Es un hecho tremendo, que no deberíamos dejar pasar por alto, que las que fueron prácticamente las últimas palabras de nuestro Señor a los judíos eran una predicción advirtiéndoles de su Segunda Venida: les dice claramente que un día habrán de verlo en su gloria. No cabe duda de que estaba haciendo referencia al capítulo 7 de Daniel, al hablar de aquel modo (Daniel 7:13). Pero le hablaba a oídos sordos. La incredulidad, los prejuicios y el fariseísmo los cubría como una espesa nube: jamás ha habido un caso de ceguera espiritual semejante. Con razón contiene la Letanía de la Iglesia de Inglaterra la oración: "De toda ceguera, y de la dureza de corazón, líbranos, buen Señor".

Observemos, en último lugar, lo mucho que nuestro Señor tuvo que soportar ante el concilio, entre falso testimonio y burlas. La falsedad y la burla son dos de las armas favoritas y más viejas del diablo. "Es mentiroso, y padre de mentira" (Juan 8:44). Durante todo el ministerio terrenal de nuestro Señor, vemos cómo esas armas se emplean continuamente contra Él. Se le llamó "comilón, y bebedor de vino" y "amigo de publicanos y de pecadores"; se le despreció llamándole "samaritano". Las escenas finales de su vida no fueron sino acordes con todo su pasado. Satanás provocó a sus enemigos para que a sus heridas añadieran insultos; en cuanto se le declaró culpable, amontonaron sobre Él toda clase de atroces humillaciones: "le escupieron en el rostro, y le dieron de puñetazos"; "le abofetearon" y se mofaron de Él diciéndole: "Profetizanos, Cristo, quién es el que te golpeó".

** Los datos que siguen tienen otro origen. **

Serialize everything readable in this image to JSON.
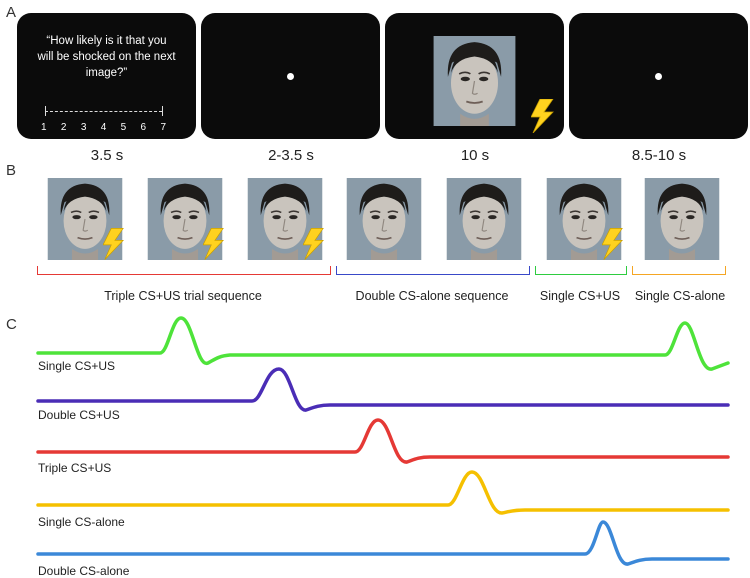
{
  "panels": {
    "a": "A",
    "b": "B",
    "c": "C"
  },
  "rating_screen": {
    "question": "“How likely is it that you\nwill be shocked on the next\nimage?”",
    "scale": [
      "1",
      "2",
      "3",
      "4",
      "5",
      "6",
      "7"
    ]
  },
  "durations": [
    "3.5 s",
    "2-3.5 s",
    "10 s",
    "8.5-10 s"
  ],
  "sequences": [
    {
      "label": "Triple CS+US trial sequence",
      "color": "#e53935"
    },
    {
      "label": "Double CS-alone sequence",
      "color": "#3949c8"
    },
    {
      "label": "Single CS+US",
      "color": "#2ecc40"
    },
    {
      "label": "Single CS-alone",
      "color": "#f5a623"
    }
  ],
  "face_shock": [
    true,
    true,
    true,
    false,
    false,
    true,
    false
  ],
  "traces": [
    {
      "label": "Single CS+US",
      "color": "#4ee33a"
    },
    {
      "label": "Double CS+US",
      "color": "#4a2db6"
    },
    {
      "label": "Triple CS+US",
      "color": "#e53935"
    },
    {
      "label": "Single CS-alone",
      "color": "#f5c000"
    },
    {
      "label": "Double CS-alone",
      "color": "#3b88d8"
    }
  ],
  "icons": {
    "shock": "lightning-bolt-icon",
    "fixation": "fixation-dot-icon"
  }
}
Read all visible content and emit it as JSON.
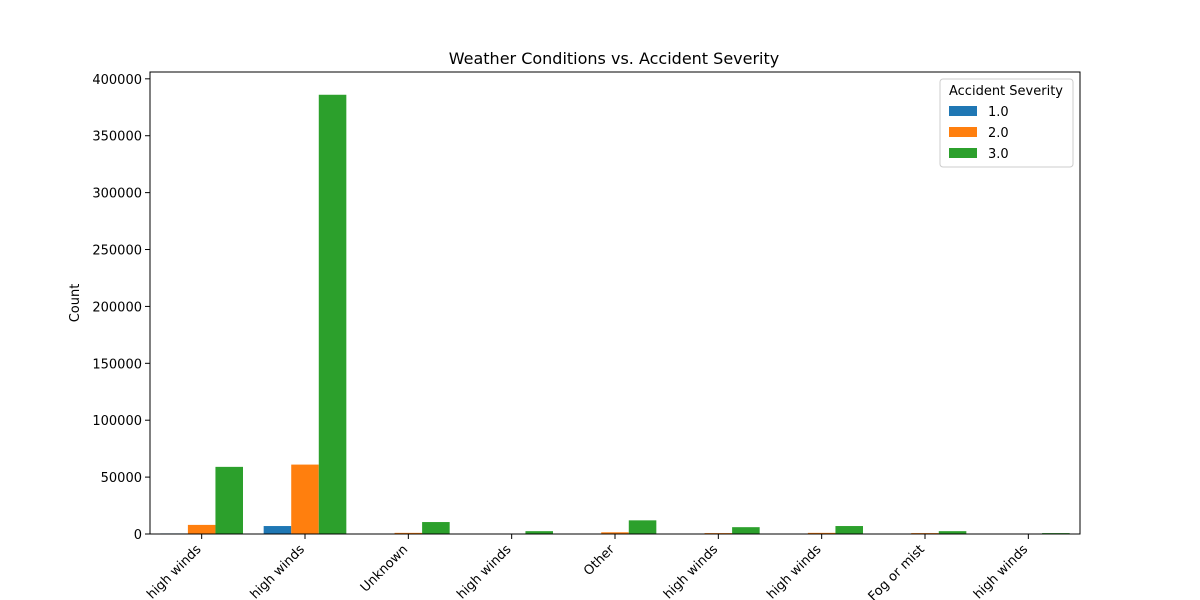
{
  "chart_data": {
    "type": "bar",
    "title": "Weather Conditions vs. Accident Severity",
    "xlabel": "",
    "ylabel": "Count",
    "ylim": [
      0,
      400000
    ],
    "yticks": [
      0,
      50000,
      100000,
      150000,
      200000,
      250000,
      300000,
      350000,
      400000
    ],
    "categories": [
      "high winds",
      "high winds",
      "Unknown",
      "high winds",
      "Other",
      "high winds",
      "high winds",
      "Fog or mist",
      "high winds"
    ],
    "legend": {
      "title": "Accident Severity",
      "position": "top-right"
    },
    "grid": false,
    "series": [
      {
        "name": "1.0",
        "color": "#1f77b4",
        "values": [
          500,
          7000,
          0,
          0,
          0,
          0,
          0,
          0,
          0
        ]
      },
      {
        "name": "2.0",
        "color": "#ff7f0e",
        "values": [
          8000,
          61000,
          1000,
          200,
          1500,
          800,
          1000,
          800,
          100
        ]
      },
      {
        "name": "3.0",
        "color": "#2ca02c",
        "values": [
          59000,
          386000,
          10500,
          2500,
          12000,
          6000,
          7000,
          2500,
          800
        ]
      }
    ]
  }
}
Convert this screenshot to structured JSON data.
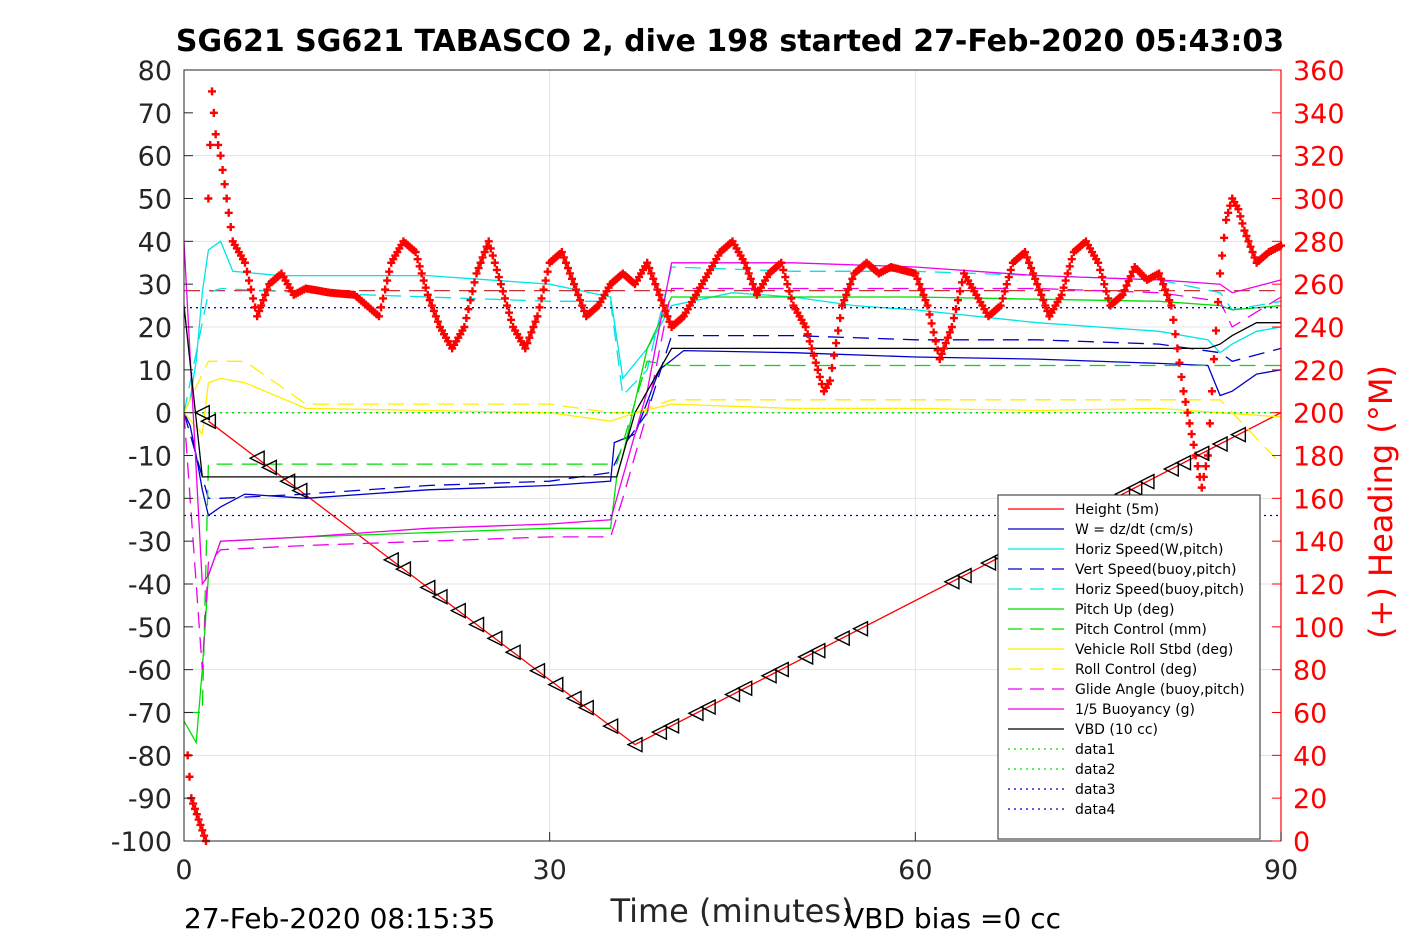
{
  "chart_data": {
    "type": "line",
    "title": "SG621 SG621 TABASCO 2, dive 198 started 27-Feb-2020 05:43:03",
    "xlabel": "Time (minutes)",
    "ylabel_right": "(+) Heading (°M)",
    "xlim": [
      0,
      90
    ],
    "ylim": [
      -100,
      80
    ],
    "ylim_right": [
      0,
      360
    ],
    "x_ticks": [
      "0",
      "30",
      "60",
      "90"
    ],
    "y_ticks": [
      "80",
      "70",
      "60",
      "50",
      "40",
      "30",
      "20",
      "10",
      "0",
      "-10",
      "-20",
      "-30",
      "-40",
      "-50",
      "-60",
      "-70",
      "-80",
      "-90",
      "-100"
    ],
    "y_ticks_right": [
      "360",
      "340",
      "320",
      "300",
      "280",
      "260",
      "240",
      "220",
      "200",
      "180",
      "160",
      "140",
      "120",
      "100",
      "80",
      "60",
      "40",
      "20",
      "0"
    ],
    "grid": true,
    "legend_position": "bottom-right",
    "footer_left": "27-Feb-2020 08:15:35",
    "footer_right": "VBD bias =0 cc",
    "colors": {
      "red": "#ff0000",
      "blue": "#0000cc",
      "cyan": "#00e5e5",
      "green": "#00dd00",
      "yellow": "#ffee00",
      "magenta": "#ee00ee",
      "black": "#000000"
    },
    "series": [
      {
        "name": "Height (5m)",
        "color": "#ff0000",
        "style": "solid",
        "x": [
          2,
          37,
          90
        ],
        "y": [
          -2,
          -77.5,
          0
        ]
      },
      {
        "name": "W = dz/dt (cm/s)",
        "color": "#0000cc",
        "style": "solid",
        "x": [
          0,
          0.5,
          1,
          1.5,
          2,
          3,
          5,
          10,
          20,
          30,
          35,
          35.3,
          37,
          39,
          41,
          50,
          60,
          70,
          80,
          84,
          85,
          86,
          88,
          90
        ],
        "y": [
          0,
          -3,
          -10,
          -18,
          -24,
          -22,
          -19,
          -20,
          -18,
          -17,
          -16,
          -7,
          -5,
          10,
          14.5,
          14,
          13,
          12.5,
          11.5,
          11,
          4,
          5,
          9,
          10
        ]
      },
      {
        "name": "Horiz Speed(W,pitch)",
        "color": "#00e5e5",
        "style": "solid",
        "x": [
          0,
          0.5,
          1,
          1.5,
          2,
          3,
          4,
          8,
          20,
          30,
          35,
          36,
          38,
          40,
          45,
          50,
          55,
          60,
          70,
          80,
          84,
          85,
          86,
          88,
          90
        ],
        "y": [
          0,
          3,
          12,
          28,
          38,
          40,
          33,
          32,
          32,
          30,
          27,
          8,
          15,
          25,
          28,
          27,
          25,
          24,
          21,
          19,
          17,
          14,
          16,
          19,
          20
        ]
      },
      {
        "name": "Vert Speed(buoy,pitch)",
        "color": "#0000cc",
        "style": "dashed",
        "x": [
          0,
          2,
          3,
          10,
          20,
          30,
          35,
          36,
          38,
          40,
          50,
          60,
          70,
          80,
          85,
          86,
          90
        ],
        "y": [
          0,
          -20,
          -20,
          -19,
          -17,
          -16,
          -14,
          -8,
          0,
          18,
          18,
          17,
          17,
          16,
          14,
          12,
          15
        ]
      },
      {
        "name": "Horiz Speed(buoy,pitch)",
        "color": "#00e5e5",
        "style": "dashed",
        "x": [
          0,
          2,
          3,
          10,
          20,
          30,
          35,
          36,
          38,
          40,
          50,
          60,
          70,
          80,
          85,
          86,
          90
        ],
        "y": [
          0,
          28,
          29,
          28,
          27,
          26,
          26,
          4,
          10,
          34,
          33,
          33,
          32,
          31,
          28,
          24,
          26
        ]
      },
      {
        "name": "Pitch Up (deg)",
        "color": "#00dd00",
        "style": "solid",
        "x": [
          0,
          1,
          1.5,
          2,
          3,
          10,
          20,
          30,
          35,
          35.5,
          36,
          38,
          40,
          50,
          60,
          70,
          80,
          85,
          86,
          90
        ],
        "y": [
          -72,
          -77,
          -60,
          -38,
          -30,
          -29,
          -28,
          -27,
          -27,
          -15,
          -10,
          15,
          27,
          27,
          27,
          26.5,
          26,
          25,
          24,
          25
        ]
      },
      {
        "name": "Pitch Control (mm)",
        "color": "#00dd00",
        "style": "dashed",
        "x": [
          0,
          1.5,
          2,
          35,
          35.5,
          38,
          40,
          90
        ],
        "y": [
          -70,
          -70,
          -12,
          -12,
          -12,
          12,
          11,
          11
        ]
      },
      {
        "name": "Vehicle Roll Stbd (deg)",
        "color": "#ffee00",
        "style": "solid",
        "x": [
          0,
          1.5,
          2,
          3,
          5,
          10,
          20,
          30,
          35,
          37,
          40,
          50,
          60,
          70,
          80,
          85,
          90
        ],
        "y": [
          0,
          -5,
          7,
          8,
          7,
          1,
          0.5,
          0,
          -2,
          0,
          2,
          1,
          1,
          0.5,
          1,
          0,
          -1
        ]
      },
      {
        "name": "Roll Control (deg)",
        "color": "#ffee00",
        "style": "dashed",
        "x": [
          0,
          2,
          5,
          10,
          20,
          30,
          35,
          37,
          40,
          50,
          60,
          70,
          80,
          85,
          90
        ],
        "y": [
          0,
          12,
          12,
          2,
          2,
          2,
          0,
          0,
          3,
          3,
          3,
          3,
          3,
          3,
          -12
        ]
      },
      {
        "name": "Glide Angle (buoy,pitch)",
        "color": "#ee00ee",
        "style": "dashed",
        "x": [
          0,
          1.5,
          2,
          3,
          10,
          20,
          30,
          35,
          36,
          38,
          40,
          50,
          60,
          70,
          80,
          85,
          86,
          90
        ],
        "y": [
          0,
          -60,
          -35,
          -32,
          -31,
          -30,
          -29,
          -29,
          -20,
          0,
          29,
          29,
          29,
          29,
          28,
          26,
          20,
          27
        ]
      },
      {
        "name": "1/5 Buoyancy (g)",
        "color": "#ee00ee",
        "style": "solid",
        "x": [
          0,
          1.5,
          2,
          3,
          10,
          20,
          30,
          35,
          36,
          38,
          40,
          50,
          60,
          70,
          80,
          85,
          86,
          90
        ],
        "y": [
          40,
          -40,
          -38,
          -30,
          -29,
          -27,
          -26,
          -25,
          -15,
          5,
          35,
          35,
          34,
          32,
          31,
          30,
          28,
          31
        ]
      },
      {
        "name": "VBD (10 cc)",
        "color": "#000000",
        "style": "solid",
        "x": [
          0,
          1.5,
          2,
          35,
          35.5,
          37,
          40,
          84,
          85,
          86,
          88,
          90
        ],
        "y": [
          25,
          -15,
          -15,
          -15,
          -15,
          0,
          15,
          15,
          16,
          18,
          21,
          21
        ]
      },
      {
        "name": "data1",
        "color": "#00dd00",
        "style": "dotted",
        "x": [
          0,
          90
        ],
        "y": [
          0,
          0
        ]
      },
      {
        "name": "data2",
        "color": "#00dd00",
        "style": "dotted",
        "x": [
          0,
          90
        ],
        "y": [
          0,
          0
        ]
      },
      {
        "name": "data3",
        "color": "#0000cc",
        "style": "dotted",
        "x": [
          0,
          90
        ],
        "y": [
          24.5,
          24.5
        ]
      },
      {
        "name": "data4",
        "color": "#0000cc",
        "style": "dotted",
        "x": [
          0,
          90
        ],
        "y": [
          -24,
          -24
        ]
      }
    ],
    "reference_lines": [
      {
        "color": "#cc3333",
        "style": "dashed",
        "y": 28.5
      }
    ],
    "heading_right_axis": {
      "color": "#ff0000",
      "marker": "+",
      "x": [
        0.3,
        0.6,
        0.9,
        1.2,
        1.5,
        1.8,
        2,
        2.3,
        2.6,
        3,
        3.5,
        4,
        5,
        6,
        7,
        8,
        9,
        10,
        12,
        14,
        16,
        17,
        18,
        19,
        20,
        21,
        22,
        23,
        24,
        25,
        26,
        27,
        28,
        29,
        30,
        31,
        32,
        33,
        34,
        35,
        36,
        37,
        38,
        39,
        40,
        41,
        42,
        43,
        44,
        45,
        46,
        47,
        48,
        49,
        50,
        51,
        52,
        52.5,
        53,
        54,
        55,
        56,
        57,
        58,
        60,
        61,
        62,
        63,
        64,
        65,
        66,
        67,
        68,
        69,
        70,
        71,
        72,
        73,
        74,
        75,
        76,
        77,
        78,
        79,
        80,
        81,
        82,
        83,
        83.5,
        84,
        84.5,
        85,
        85.5,
        86,
        86.5,
        87,
        88,
        89,
        90
      ],
      "y": [
        40,
        20,
        15,
        10,
        5,
        0,
        300,
        350,
        330,
        320,
        300,
        280,
        270,
        245,
        260,
        265,
        255,
        258,
        256,
        255,
        245,
        270,
        280,
        275,
        255,
        240,
        230,
        240,
        265,
        280,
        260,
        240,
        230,
        245,
        270,
        275,
        260,
        245,
        250,
        260,
        265,
        260,
        270,
        255,
        240,
        245,
        255,
        265,
        275,
        280,
        270,
        255,
        265,
        270,
        250,
        240,
        220,
        210,
        215,
        250,
        265,
        270,
        265,
        268,
        265,
        250,
        225,
        240,
        265,
        255,
        245,
        250,
        270,
        275,
        260,
        245,
        255,
        275,
        280,
        270,
        250,
        255,
        268,
        262,
        265,
        250,
        210,
        180,
        165,
        180,
        225,
        265,
        290,
        300,
        295,
        285,
        270,
        275,
        278
      ]
    },
    "triangle_markers": {
      "color": "#000000",
      "x": [
        1.5,
        2,
        6,
        7,
        8.5,
        9.5,
        17,
        18,
        20,
        21,
        22.5,
        24,
        25.5,
        27,
        29,
        30.5,
        32,
        33,
        35,
        37,
        39,
        40,
        42,
        43,
        45,
        46,
        48,
        49,
        51,
        52,
        54,
        55.5,
        63,
        64,
        66,
        67,
        68,
        69.5,
        71,
        72,
        74,
        75.5,
        77,
        78,
        79,
        81,
        82,
        83.5,
        85,
        86.5
      ]
    }
  }
}
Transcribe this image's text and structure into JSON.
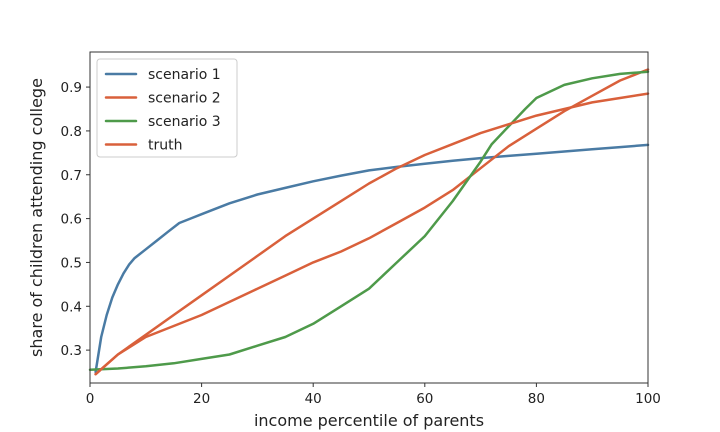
{
  "chart_data": {
    "type": "line",
    "title": "",
    "xlabel": "income percentile of parents",
    "ylabel": "share of children attending college",
    "xlim": [
      0,
      100
    ],
    "ylim": [
      0.225,
      0.98
    ],
    "xticks": [
      0,
      20,
      40,
      60,
      80,
      100
    ],
    "yticks": [
      0.3,
      0.4,
      0.5,
      0.6,
      0.7,
      0.8,
      0.9
    ],
    "grid": false,
    "legend": "top-left",
    "series": [
      {
        "name": "scenario 1",
        "color": "#4a7ba4",
        "x": [
          1,
          2,
          3,
          4,
          5,
          6,
          7,
          8,
          10,
          12,
          14,
          16,
          18,
          20,
          22,
          25,
          30,
          35,
          40,
          45,
          50,
          55,
          60,
          65,
          70,
          75,
          80,
          85,
          90,
          95,
          100
        ],
        "y": [
          0.25,
          0.33,
          0.38,
          0.42,
          0.45,
          0.475,
          0.495,
          0.51,
          0.53,
          0.55,
          0.57,
          0.59,
          0.6,
          0.61,
          0.62,
          0.635,
          0.655,
          0.67,
          0.685,
          0.698,
          0.71,
          0.718,
          0.725,
          0.732,
          0.738,
          0.743,
          0.748,
          0.753,
          0.758,
          0.763,
          0.768
        ]
      },
      {
        "name": "scenario 2",
        "color": "#d9603b",
        "x": [
          1,
          5,
          10,
          15,
          20,
          25,
          30,
          35,
          40,
          45,
          50,
          55,
          60,
          65,
          70,
          75,
          80,
          85,
          90,
          95,
          100
        ],
        "y": [
          0.245,
          0.29,
          0.33,
          0.355,
          0.38,
          0.41,
          0.44,
          0.47,
          0.5,
          0.525,
          0.555,
          0.59,
          0.625,
          0.665,
          0.715,
          0.765,
          0.805,
          0.845,
          0.88,
          0.915,
          0.94
        ]
      },
      {
        "name": "scenario 3",
        "color": "#4e9a4a",
        "x": [
          0,
          5,
          10,
          15,
          20,
          25,
          30,
          35,
          40,
          45,
          50,
          55,
          60,
          65,
          70,
          72,
          75,
          78,
          80,
          85,
          90,
          95,
          100
        ],
        "y": [
          0.255,
          0.258,
          0.263,
          0.27,
          0.28,
          0.29,
          0.31,
          0.33,
          0.36,
          0.4,
          0.44,
          0.5,
          0.56,
          0.64,
          0.73,
          0.77,
          0.81,
          0.85,
          0.875,
          0.905,
          0.92,
          0.93,
          0.935
        ]
      },
      {
        "name": "truth",
        "color": "#d9603b",
        "x": [
          1,
          5,
          10,
          15,
          20,
          25,
          30,
          35,
          40,
          45,
          50,
          55,
          60,
          65,
          70,
          75,
          80,
          85,
          90,
          95,
          100
        ],
        "y": [
          0.245,
          0.29,
          0.335,
          0.38,
          0.425,
          0.47,
          0.515,
          0.56,
          0.6,
          0.64,
          0.68,
          0.715,
          0.745,
          0.77,
          0.795,
          0.815,
          0.835,
          0.85,
          0.865,
          0.875,
          0.885
        ]
      }
    ]
  }
}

¡Qué asombroso y qué extraño suena todo esto! ¡Qué asombroso que el Santo Hijo de Dios se hubiera de someter voluntariamente a tales humillaciones para redimir a semejantes pecadores despreciables como nosotros! ¡Y no menos asombroso es el hecho de que cada pequeño detalle de aquellos insultos había sido profetizado 700 años antes de que se pronunciaran! 700 años antes, Isaías había escrito: "No escondi mi rostro de injurias y de esputos" (Isaías 50:6). Saquemos de este pasaje una conclusión práctica. No nos sorprendamos nunca si tenemos que soportar burlas, insultos y calumnias, por pertenecer a Cristo. "El discípulo no es más que su maestro, ni el siervo más que su señor" (Mateo 10:24).

Si sobre nuestro Salvador se amontonaron mentiras e insultos, no debe asombrarnos que las mismas armas se sigan utilizando contra su pueblo. Una de las principales maquinaciones de Satanás es manchar las reputaciones de los hombres piadosos para conseguir que se los desprecie: las vidas de Lutero, Cranmer, Calvino o Wesley nos proporcionan abundantes ejemplos de esto. Si alguna vez se nos llama a sufrir de tal modo, aguantemos con paciencia. Estaremos bebiendo de la misma copa que bebió nuestro amado Señor. Pero hay una gran diferencia: en el peor de los casos, nosotros solo habremos tomado un pequeño sorbo amargo; Él bebió la copa hasta la última gota.